Non sembrava un poliziotto. Non aveva quell’aria sbrigativa che di solito i rappresentanti della legge portavano in giro come emblema del loro potere.
Vide che Vivien si guardava in giro. Aveva fatto correre lo sguardo attento sulle pareti, sulla tappezzeria, sul bancone della cucina che si intravedeva dalla porta alla loro destra, sulla saletta da pranzo dall’altra parte del corridoio. Un giro d’occhi rapido, ma acuto. Carmen fu certa che si era impressa nella mente ogni particolare.
«È molto bello qui.»
Carmen le sorrise.
«Lei è molto gentile e molto diplomatica. È la casa di una donna che vive del suo stipendio. Quelle molto belle sono diverse. Ma io sto bene così.»
Non aggiunse altro. Puntò gli occhi in quelli della ragazza e attese. Lei capì che i convenevoli erano finiti e doveva arrivare al motivo della sua visita.
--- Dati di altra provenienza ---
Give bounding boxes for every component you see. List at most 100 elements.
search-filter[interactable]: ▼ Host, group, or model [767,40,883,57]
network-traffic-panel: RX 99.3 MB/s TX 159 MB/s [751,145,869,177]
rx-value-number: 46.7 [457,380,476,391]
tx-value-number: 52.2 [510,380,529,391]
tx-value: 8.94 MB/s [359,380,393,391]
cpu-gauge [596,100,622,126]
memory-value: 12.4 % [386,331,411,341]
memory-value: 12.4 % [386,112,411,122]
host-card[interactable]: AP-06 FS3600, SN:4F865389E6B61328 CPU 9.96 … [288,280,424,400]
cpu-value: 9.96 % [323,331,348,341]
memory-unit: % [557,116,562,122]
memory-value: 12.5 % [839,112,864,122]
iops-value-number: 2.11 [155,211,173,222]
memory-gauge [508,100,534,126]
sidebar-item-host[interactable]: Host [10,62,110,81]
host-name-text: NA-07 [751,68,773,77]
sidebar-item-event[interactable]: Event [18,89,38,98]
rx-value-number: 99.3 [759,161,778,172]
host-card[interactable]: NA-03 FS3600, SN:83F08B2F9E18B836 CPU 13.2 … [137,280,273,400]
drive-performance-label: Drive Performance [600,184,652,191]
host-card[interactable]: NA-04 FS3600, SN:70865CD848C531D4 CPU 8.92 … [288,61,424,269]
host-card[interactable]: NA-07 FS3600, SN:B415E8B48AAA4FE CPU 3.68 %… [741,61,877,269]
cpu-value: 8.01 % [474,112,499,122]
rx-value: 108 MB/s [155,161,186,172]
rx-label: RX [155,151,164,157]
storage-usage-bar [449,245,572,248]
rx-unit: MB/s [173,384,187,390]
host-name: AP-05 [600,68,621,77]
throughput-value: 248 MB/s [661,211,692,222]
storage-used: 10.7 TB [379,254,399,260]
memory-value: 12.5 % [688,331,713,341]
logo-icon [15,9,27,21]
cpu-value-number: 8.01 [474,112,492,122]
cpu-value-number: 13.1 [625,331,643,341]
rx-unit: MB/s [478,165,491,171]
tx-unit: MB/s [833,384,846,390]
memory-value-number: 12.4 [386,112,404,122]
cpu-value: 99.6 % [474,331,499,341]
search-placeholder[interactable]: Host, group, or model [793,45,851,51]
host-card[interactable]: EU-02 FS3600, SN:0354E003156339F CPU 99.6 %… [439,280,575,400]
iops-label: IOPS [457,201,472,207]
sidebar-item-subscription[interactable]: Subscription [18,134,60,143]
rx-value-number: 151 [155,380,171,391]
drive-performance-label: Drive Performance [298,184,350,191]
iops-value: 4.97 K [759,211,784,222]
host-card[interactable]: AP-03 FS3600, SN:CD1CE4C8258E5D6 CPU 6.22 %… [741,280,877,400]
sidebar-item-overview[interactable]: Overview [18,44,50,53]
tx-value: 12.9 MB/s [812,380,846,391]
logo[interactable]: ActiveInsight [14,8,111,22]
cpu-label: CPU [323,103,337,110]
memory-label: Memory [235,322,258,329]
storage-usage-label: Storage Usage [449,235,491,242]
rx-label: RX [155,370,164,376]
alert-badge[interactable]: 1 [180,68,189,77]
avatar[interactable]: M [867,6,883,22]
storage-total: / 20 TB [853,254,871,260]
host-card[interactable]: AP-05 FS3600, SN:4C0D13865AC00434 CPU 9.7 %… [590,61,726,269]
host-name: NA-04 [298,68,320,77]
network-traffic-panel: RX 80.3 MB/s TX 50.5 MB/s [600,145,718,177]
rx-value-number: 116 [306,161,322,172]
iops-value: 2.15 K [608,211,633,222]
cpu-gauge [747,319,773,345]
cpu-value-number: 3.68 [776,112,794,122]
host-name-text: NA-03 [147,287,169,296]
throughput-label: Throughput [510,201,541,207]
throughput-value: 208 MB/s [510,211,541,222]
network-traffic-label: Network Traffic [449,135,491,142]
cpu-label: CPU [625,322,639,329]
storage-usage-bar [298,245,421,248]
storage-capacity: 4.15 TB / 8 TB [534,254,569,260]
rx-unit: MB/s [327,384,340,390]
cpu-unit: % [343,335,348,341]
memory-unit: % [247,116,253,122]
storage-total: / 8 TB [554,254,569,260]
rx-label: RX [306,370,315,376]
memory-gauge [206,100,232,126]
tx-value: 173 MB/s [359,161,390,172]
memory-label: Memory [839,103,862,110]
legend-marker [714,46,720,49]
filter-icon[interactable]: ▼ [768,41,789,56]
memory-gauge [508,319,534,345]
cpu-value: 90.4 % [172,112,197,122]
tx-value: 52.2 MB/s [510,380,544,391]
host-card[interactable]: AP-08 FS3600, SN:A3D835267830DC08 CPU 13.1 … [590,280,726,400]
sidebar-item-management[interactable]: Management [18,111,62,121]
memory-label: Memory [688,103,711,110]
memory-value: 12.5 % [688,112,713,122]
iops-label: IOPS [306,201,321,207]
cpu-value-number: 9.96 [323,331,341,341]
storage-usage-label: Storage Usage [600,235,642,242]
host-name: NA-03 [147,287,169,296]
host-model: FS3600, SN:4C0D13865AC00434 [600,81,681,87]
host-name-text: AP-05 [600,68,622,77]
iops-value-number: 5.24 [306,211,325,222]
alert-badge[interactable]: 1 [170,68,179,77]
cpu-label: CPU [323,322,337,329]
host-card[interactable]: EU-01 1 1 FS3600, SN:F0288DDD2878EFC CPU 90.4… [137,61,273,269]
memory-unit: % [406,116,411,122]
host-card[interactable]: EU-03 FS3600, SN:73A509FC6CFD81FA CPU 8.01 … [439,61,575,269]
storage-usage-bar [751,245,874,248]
«Signora, lei diciotto anni fa ha denunciato la scomparsa di suo marito, Mitch Sparrow.»
Non era una domanda, era un’affermazione.
Carmen si trovò spiazzata. Prima di tutto per la coincidenza di aver pensato a Mitch pochi minuti prima. In secondo luogo perché non immaginava che dopo tanto tempo quella storia interessasse ancora qualcuno, a parte lei.